Tuesday, May 18, 2010

From my archives: - Brown A great decision... except for schools

Yesterday… I believe was the anniversary of Brown v Board decision yes… (56th Anniversary of Brown v. Board of Education)
I wrote this some time ago and of course things have not changed in fact things have gotten worse, look at the screwed up situation in the Kansas City Missouri school district.
Was I on the mark back in the day?

Oliver Brown the plaintiff in the 1954 Brown vs. Board of Education decision sued a school board, not a public park commission, even though such facilities were also segregated. Within the private sector, discrimination was pervasive.
Yet today, we see marked progress toward racial equality in parks, recreation programs, politics, communications, commerce and industry but not in schools.
The irony is all the greater, inasmuch as the Supreme Court, in Brown, outlawed only school segregation on the shaky grounds that such segregation harmed the “hearts and minds” of black children.
But at a time when the workplace is more often racially mixed than not, Brown’s educational consequences remain ambivalent. On the plus side, most school districts have become as integrated as city demographics allow.
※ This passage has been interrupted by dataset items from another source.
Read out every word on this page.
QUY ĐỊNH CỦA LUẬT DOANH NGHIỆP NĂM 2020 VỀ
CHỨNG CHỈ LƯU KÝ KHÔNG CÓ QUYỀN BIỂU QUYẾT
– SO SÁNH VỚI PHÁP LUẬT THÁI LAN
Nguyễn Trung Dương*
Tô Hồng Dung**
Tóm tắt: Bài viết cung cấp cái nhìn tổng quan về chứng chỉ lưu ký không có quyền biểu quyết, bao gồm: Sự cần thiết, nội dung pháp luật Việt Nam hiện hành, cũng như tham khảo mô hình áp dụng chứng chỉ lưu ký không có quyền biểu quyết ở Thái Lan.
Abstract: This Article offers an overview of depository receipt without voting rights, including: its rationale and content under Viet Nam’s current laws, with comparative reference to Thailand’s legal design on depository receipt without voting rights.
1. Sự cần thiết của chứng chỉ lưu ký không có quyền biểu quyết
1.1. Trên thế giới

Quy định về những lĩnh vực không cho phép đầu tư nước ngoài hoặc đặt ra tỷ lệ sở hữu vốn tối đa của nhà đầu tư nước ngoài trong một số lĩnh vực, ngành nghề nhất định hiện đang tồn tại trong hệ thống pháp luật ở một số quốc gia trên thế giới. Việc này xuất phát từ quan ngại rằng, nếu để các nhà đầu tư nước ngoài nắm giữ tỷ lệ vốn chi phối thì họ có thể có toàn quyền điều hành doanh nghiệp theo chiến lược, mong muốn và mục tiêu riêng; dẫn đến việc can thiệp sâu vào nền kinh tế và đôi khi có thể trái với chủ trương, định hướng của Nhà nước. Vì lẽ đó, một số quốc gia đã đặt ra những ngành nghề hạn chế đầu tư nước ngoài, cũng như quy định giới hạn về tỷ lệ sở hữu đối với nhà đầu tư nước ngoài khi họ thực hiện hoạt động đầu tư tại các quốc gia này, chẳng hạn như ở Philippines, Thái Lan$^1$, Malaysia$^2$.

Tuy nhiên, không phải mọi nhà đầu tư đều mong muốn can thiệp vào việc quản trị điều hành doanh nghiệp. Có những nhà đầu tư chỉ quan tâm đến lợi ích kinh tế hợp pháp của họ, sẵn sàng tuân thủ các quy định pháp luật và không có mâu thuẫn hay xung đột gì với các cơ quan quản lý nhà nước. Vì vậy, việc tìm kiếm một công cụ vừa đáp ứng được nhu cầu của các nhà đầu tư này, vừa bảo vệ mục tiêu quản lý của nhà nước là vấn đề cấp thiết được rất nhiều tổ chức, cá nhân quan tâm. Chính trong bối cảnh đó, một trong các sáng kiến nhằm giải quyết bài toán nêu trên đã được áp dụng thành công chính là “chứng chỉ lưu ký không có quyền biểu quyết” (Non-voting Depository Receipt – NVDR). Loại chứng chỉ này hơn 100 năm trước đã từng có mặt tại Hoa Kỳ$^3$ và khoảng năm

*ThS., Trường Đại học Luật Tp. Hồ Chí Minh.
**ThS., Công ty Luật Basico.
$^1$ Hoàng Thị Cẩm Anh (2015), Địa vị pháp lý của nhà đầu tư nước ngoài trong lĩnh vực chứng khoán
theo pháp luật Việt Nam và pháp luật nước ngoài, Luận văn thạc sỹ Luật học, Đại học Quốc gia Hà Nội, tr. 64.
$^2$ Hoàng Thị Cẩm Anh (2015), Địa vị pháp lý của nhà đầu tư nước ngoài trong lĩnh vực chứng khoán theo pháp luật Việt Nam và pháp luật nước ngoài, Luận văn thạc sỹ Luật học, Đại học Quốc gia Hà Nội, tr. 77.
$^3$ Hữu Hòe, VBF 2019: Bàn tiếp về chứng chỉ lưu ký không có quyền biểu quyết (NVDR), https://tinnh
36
But the price paid for this integration has been high involuntary busing that separated schools from families and communities; large, difficult-to-manage school campuses; white flight; and lowered expectations for students of all social backgrounds.
Worse, the performance of black students has continued to trail that of whites. Although the gap narrowed in the 1980s, it opened again in the 1990s, a time when the principles of Brown should have been firmly entrenched.
Conventional liberals blame “politicians” for inadequate funding or “society” for its abiding, if now hidden, racism. But money has seldom bought educational progress, and one is hard put to explain the survival of racism in schools when it is on the wane elsewhere.
Conventional conservatives are more apt to “blame the victim,” suggesting that the child-rearing practices of the black family are the root cause. Yet the disparities in black and white achievement are smallest among preschoolers the age at which family influences are pronounced and school influence nil.
Closer to the truth are those who blame Hollywood, television and the fashion industry for fostering a drug-infested, anti-learning, “hip-hop” Negro youth culture that burgeoned in the 1990s. But if street culture is the problem, then assigned neighborhood schools are not the solution. Only in rare instances can traditional neighborhood schools suppress the seductions of their immediate environment.
Learning is better fostered when schools draw boundaries that separate classroom life from the street-culture opiates. Because good private schools have discovered this secret, black students who attend them are much more likely than their public school peers to complete college.
Unfortunately, some still argue against school choice on the grounds that black families are too ill-informed to pick good schools. But interest, knowledge and commitment will come naturally to all parents, once choice is made available. To claim otherwise is racist in the extreme. School choice is, indeed, the civil rights issue of our time.

1 comment:

Anonymous said...

Teacher's Union controls ( or tries to) all those school voucher programs. If you look at it in a different light, the teacher's unions are probably one of biggest contributors to the spread of the ghetto culture.